Privacy Statement

Authors and Reviewers

Manuscripts must be reviewed respecting the authors’ confidentiality. By submitting their manuscripts for review, authors entrust editors with the results of their scientific work and creative effort, on which their reputation and career may depend. Reviewers also have rights to confidentiality, which must be respected by the editor.

Editors must not disclose information about manuscripts (including receipt, content, status in the reviewing process, criticism by reviewers, or decision) to anyone other than the authors and reviewers. This includes requests to use the materials for legal proceedings.

Editor must make clear to their reviewers that manuscripts sent for review are private property of the authors. Therefore, reviewers and members of the editorial staff must respect the authors’ rights by not publicly discussing the authors’ work or using their ideas before a manuscript is published. Reviewers are not allowed to make copies of the manuscripts for their files and are prohibited from sharing it with others, except with the editor’s permission. Reviewers should return or destroy copies of manuscripts after reviewing. Editor should not keep copies of rejected manuscripts.
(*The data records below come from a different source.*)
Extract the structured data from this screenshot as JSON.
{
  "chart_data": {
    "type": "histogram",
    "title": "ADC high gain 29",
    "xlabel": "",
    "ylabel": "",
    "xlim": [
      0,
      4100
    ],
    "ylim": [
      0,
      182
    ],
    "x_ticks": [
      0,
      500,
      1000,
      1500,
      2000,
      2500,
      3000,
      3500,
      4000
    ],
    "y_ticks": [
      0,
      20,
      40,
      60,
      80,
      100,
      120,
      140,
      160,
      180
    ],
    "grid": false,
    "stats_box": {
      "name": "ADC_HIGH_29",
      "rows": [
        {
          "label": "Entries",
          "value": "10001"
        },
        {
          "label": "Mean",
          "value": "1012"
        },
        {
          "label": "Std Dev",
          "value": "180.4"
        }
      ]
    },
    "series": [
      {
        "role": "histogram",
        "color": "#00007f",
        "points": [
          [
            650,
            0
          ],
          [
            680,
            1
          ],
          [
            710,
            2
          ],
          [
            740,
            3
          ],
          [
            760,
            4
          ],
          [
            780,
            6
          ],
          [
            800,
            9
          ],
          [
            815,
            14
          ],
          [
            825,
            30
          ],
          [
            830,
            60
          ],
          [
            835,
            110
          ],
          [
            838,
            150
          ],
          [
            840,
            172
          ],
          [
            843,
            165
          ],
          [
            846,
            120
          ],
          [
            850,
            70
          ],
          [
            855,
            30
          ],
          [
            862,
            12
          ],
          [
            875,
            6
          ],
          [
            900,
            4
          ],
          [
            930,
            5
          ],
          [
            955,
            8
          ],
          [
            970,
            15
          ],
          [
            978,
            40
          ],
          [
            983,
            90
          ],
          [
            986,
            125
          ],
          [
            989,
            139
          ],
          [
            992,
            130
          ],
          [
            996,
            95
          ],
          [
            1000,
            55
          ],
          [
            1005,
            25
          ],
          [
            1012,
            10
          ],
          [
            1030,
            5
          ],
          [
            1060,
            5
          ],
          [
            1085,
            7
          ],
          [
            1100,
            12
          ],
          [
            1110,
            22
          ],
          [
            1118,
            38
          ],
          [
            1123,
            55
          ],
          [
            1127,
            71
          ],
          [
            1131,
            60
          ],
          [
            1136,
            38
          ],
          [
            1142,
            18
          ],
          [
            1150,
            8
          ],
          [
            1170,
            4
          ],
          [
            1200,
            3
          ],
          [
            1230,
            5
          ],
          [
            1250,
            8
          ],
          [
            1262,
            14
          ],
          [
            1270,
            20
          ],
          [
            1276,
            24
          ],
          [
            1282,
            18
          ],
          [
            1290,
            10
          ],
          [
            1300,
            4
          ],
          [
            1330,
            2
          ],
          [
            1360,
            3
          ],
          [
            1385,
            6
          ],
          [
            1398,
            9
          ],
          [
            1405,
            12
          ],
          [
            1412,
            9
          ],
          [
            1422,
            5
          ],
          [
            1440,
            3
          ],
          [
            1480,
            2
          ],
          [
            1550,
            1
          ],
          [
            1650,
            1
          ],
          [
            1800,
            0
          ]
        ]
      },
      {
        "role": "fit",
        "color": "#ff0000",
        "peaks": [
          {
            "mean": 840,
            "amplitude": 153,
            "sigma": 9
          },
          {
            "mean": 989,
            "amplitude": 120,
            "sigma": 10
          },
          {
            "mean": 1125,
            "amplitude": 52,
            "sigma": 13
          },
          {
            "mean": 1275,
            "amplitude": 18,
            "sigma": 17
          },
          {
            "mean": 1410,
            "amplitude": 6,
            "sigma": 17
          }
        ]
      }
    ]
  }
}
Reviewer comments should not be published or otherwise publicized without permission of the reviewer, author, and editor.

Authors should consult the Autor Guidelines of the journal to which they have chosen to submit a manuscript to determine whether reviews are anonymous. When comments are not signed, reviewers’ identities must not be revealed to the author or anyone else without the reviewers’ permission.

Some journals publish reviewers’ comments with a manuscript. No such procedure should be adopted without consent of authors and reviewers. However, reviewers’ comments should be sent to other persons reviewing the same manuscript, which helps reviewers learn from the review process. Reviewers also may be notified of an editor’s decision to accept or reject a manuscript.